# PhotoShop "Lite"?



## ConqSoft (Jul 30, 2004)

Hello.  First post on the site.  New to Mac's.  Just picked up a 14" iBook last week.

I'm a long-time windows user, and for my graphics needs, I use Paint Shop Pro (www.jasc.com).  It has almost all the features of PhotoShop, but at 1/6th the price.  
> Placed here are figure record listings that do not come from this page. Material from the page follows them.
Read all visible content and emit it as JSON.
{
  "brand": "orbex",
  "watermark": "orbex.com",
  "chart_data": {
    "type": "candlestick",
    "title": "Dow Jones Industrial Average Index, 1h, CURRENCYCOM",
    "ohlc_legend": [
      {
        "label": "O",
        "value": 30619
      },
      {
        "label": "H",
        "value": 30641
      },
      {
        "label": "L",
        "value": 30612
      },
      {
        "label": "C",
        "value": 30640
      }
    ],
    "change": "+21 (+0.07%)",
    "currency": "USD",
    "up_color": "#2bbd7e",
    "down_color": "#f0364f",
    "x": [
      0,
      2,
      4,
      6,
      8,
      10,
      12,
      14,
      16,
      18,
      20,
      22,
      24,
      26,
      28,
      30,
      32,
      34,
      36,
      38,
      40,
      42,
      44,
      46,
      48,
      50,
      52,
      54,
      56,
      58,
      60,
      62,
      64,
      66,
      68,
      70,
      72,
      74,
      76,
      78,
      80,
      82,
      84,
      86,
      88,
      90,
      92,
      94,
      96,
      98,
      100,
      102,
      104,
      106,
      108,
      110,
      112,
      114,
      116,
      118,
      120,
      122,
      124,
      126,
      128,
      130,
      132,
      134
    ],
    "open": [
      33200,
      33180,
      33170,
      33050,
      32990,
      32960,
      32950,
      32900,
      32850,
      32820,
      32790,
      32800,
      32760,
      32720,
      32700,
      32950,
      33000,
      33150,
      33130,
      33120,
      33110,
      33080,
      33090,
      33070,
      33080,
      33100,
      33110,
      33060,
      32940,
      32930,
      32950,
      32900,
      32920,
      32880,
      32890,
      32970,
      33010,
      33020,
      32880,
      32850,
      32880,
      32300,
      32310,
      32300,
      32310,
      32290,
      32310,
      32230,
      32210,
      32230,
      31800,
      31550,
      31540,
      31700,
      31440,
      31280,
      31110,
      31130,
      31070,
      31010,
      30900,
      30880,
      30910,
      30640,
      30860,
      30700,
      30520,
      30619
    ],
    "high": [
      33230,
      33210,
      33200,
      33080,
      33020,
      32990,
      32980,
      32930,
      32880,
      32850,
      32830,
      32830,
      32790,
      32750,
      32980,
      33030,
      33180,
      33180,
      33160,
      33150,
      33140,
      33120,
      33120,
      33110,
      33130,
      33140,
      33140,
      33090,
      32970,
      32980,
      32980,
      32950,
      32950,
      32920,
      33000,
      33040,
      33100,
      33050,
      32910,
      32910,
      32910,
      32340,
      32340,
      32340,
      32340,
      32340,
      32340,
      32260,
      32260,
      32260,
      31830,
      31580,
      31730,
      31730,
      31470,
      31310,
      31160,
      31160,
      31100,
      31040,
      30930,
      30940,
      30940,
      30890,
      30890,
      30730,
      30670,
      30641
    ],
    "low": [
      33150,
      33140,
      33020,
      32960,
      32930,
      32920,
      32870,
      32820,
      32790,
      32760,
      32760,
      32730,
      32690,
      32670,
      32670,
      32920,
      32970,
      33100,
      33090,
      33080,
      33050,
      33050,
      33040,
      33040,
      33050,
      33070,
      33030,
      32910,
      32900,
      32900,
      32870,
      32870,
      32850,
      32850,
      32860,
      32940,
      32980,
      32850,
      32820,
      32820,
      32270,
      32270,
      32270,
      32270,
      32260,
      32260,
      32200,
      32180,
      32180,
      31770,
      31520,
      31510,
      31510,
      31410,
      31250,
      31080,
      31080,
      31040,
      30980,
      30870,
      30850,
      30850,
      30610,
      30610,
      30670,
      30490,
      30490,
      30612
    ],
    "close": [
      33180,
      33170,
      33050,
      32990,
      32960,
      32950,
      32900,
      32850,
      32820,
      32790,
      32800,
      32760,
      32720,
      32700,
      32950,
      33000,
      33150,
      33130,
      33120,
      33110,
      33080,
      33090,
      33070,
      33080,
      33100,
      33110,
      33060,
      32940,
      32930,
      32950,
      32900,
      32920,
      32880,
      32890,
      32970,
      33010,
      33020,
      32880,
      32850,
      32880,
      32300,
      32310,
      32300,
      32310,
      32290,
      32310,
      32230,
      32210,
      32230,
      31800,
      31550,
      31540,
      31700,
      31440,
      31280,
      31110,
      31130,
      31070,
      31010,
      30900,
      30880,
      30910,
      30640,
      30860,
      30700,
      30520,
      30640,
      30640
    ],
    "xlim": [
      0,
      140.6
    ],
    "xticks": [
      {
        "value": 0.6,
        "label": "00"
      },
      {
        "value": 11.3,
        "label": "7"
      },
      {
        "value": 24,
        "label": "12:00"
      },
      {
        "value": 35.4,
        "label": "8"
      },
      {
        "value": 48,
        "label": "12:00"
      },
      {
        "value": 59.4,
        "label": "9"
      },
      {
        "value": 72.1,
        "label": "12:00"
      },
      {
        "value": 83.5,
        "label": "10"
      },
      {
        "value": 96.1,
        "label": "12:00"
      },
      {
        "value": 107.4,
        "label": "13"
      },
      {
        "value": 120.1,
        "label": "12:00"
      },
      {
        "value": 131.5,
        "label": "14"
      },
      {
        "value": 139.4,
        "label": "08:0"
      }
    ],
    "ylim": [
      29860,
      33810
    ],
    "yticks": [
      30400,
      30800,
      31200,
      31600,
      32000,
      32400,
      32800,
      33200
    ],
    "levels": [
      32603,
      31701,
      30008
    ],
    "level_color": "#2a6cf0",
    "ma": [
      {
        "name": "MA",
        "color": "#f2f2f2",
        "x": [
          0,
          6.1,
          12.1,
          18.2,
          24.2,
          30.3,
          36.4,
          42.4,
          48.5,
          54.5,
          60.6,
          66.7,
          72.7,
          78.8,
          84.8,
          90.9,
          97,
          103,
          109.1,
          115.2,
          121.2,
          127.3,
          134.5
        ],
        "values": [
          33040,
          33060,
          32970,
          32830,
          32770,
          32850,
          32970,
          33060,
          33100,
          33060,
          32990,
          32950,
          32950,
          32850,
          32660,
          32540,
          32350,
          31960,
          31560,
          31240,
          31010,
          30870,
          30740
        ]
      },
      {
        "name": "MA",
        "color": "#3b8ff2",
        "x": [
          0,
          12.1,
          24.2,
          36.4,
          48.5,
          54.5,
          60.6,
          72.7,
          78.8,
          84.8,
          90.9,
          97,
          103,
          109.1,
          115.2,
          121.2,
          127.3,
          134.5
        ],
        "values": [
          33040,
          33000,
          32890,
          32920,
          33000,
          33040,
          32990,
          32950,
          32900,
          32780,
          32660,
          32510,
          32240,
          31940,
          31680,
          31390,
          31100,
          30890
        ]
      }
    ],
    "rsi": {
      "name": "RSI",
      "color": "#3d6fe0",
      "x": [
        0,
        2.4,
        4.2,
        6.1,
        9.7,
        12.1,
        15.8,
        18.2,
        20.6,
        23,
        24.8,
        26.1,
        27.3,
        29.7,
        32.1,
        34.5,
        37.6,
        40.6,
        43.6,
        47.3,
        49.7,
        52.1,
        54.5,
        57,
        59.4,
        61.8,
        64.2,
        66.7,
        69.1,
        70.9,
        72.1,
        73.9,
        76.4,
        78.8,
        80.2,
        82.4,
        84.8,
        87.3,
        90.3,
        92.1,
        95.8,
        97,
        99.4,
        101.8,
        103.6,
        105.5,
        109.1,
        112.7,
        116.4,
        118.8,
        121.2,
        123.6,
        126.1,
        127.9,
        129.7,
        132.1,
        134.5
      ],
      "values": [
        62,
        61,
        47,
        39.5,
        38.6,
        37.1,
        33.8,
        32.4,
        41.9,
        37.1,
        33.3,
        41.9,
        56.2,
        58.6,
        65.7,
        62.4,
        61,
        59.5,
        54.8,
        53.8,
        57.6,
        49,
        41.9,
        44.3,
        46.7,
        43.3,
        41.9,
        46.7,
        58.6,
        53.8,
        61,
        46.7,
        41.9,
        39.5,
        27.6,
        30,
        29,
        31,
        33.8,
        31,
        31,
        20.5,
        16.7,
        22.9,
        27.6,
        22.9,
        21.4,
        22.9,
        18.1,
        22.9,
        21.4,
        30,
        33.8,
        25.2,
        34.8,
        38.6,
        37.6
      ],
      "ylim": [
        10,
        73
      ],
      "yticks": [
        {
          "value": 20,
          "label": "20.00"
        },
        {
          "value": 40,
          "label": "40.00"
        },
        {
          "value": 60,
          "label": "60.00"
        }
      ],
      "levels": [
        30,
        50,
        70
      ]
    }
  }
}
Is there anything similar for OSX?  I just do basic editing/cropping/resizing/text overlays for the most part.

Thanks


----------



## chevy (Jul 30, 2004)

PhotoShop Elements maybe ?
http://www.adobe.com/products/photoshopel/main.html


----------



## bobw (Jul 30, 2004)

GraphicConverter;

http://www.versiontracker.com/dyn/moreinfo/macosx/11559


----------



## chevy (Jul 30, 2004)

End when you will master the Mac... try The Gimp !


----------



## ConqSoft (Jul 30, 2004)

chevy said:
			
		

> PhotoShop Elements maybe ?
> http://www.adobe.com/products/photoshopel/main.html



Yep!  Looks like that will do it.  Dunno how I overlooked that on Adobe's site.    

Thanks


----------



## chevy (Jul 30, 2004)

That's probably the software you will prefer as a Mac beginners: it looks really like its Windows counterpart.
Later, you will probably use GraphicConverter that is the most powerful software to generate any kind of format (shareware of incredible quality).
The Gimp is for you if you need something with more functionalities, but this requires that you use the UNIX face of Mac. or maybe by the time you need it, it will be completely ported to MacOS-X.


----------



## Natobasso (Jul 31, 2004)

Conqsoft, welcome to the board! I am sure you will find a great bunch of people here, and most of the time when you have a problem it darn well gets answered! 

Keep on postin, and enjoy the mac.


----------